Miranda; Can and WILL be used against you

Lately when I hear the Miranda ruling quoted either by actors or by real cops, thay always say “Anything you say can and will be used against you in a court of law.” Didn’t it just used to be “can be used against you”?

I realize that there is not a single way of informing someone of their rights, but the “Anything you say…” bit seems to be something of the standard.

Now my real question is this: what’s up with this notion that anything you say will be used against you? That doesn’t even make sense. For starters it implies that it is guaranteed that there is going to be a trial or at least some sort of judicial disposition. Furthermore there are lots of things a person may say that could not in any way be used against him - like name and address, or “I didn’t do it!”

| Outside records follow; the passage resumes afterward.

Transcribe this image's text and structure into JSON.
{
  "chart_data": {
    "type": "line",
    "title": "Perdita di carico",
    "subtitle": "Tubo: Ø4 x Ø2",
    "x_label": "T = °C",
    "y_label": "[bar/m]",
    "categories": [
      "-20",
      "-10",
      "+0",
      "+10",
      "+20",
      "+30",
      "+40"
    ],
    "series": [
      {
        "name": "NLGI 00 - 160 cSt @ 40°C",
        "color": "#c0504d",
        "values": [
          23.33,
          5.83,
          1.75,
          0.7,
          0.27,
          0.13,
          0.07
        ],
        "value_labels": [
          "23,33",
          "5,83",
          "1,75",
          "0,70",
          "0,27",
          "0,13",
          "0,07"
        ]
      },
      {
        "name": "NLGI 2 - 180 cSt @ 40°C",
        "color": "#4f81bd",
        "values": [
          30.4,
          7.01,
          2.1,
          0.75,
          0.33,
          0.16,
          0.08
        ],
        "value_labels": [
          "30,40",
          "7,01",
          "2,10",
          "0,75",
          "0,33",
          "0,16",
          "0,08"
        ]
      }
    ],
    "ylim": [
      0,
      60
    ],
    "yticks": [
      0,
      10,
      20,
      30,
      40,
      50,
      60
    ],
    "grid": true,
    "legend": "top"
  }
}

What’s up with this will thing?

I asked a police officer friend of mine the same question once, and his answer was so vague I can’t even remember it. It seems to me that if the police want a prisoner to confess, or even to talk at all, they should say something a bit more encouraging. If I were told that anything I say will be used against me, I’d be afraid to say I had to go to the toilet.

http://www.thecapras.org/mcapra/miranda/rights.html

I’m not a lawyer or a cop. I always thought the wording was to let the alleged criminal know that even if some cop tells them later that that they won’t use some statement or other, it can still be used. Basically, that the procecution won’t necessarily be held to any promises about what they will or won’t use against you.

Sure, but that’s coverd under the “can” part of the statement. I’m puzzled about the “will” part: “Anything you say can and will be used against you.”

The Miranda is not for the police. Its for the protection of the arrested person.

IANAL (I Am Not A Lawyer), but my impression is that any statement that an accused makes after being read his or her rights will be used against him or her if it can be, depending on the charge.

In other words, if an accused says, “I killed Joe Smith,” then that statement can be used. But if an accused says, “I have to go to the washroom,” while under arrest, then it’s not much use to the prosecution. Unless, perhaps, it’s a drug arrest, and there is a chance that the accused might flush evidence.

In short, after being Miranda’ed (is that a verb?), the accused must be careful not to say anything that might give the DA additional ammunition in the case. But a request for a drink of water won’t matter much.

“Will” is, as the OP suspects, not necessarily the case. “Can” alone would have been just as accurate. However, as Duck Duck Goose says, the Miranda warning came essentially verbatim from the Supreme Court’s “suggestion” of what would be a constitutionally acceptable warning about the arrested person’s rights. Although the police are not required to use the Supreme Court’s version, they do have to use a warning that conveys the same information and makes the same impression on the detainee. But since they know the generic warning will will suffice, they have no reason to change anything and risk different wording being held unconstitutional. Thus, “can and will” it is.

according to ‘The Dictionary of Misinformation’ by Tom Burnam, (some sort of uber-cecil from 1975, it seems) the correct wording for the british warning is ‘you are not obliged to say anything unless you wish to do so, but what you say may be put in to writing and given in eveidence.’

so, i’d imagine that the u.s would be fairly similar… maybe it says ‘may’, as opposed to ‘will’

well, i didn’t really answer much with this post, did i?

No, but your posts are always a good read. Keep it up, and welcome.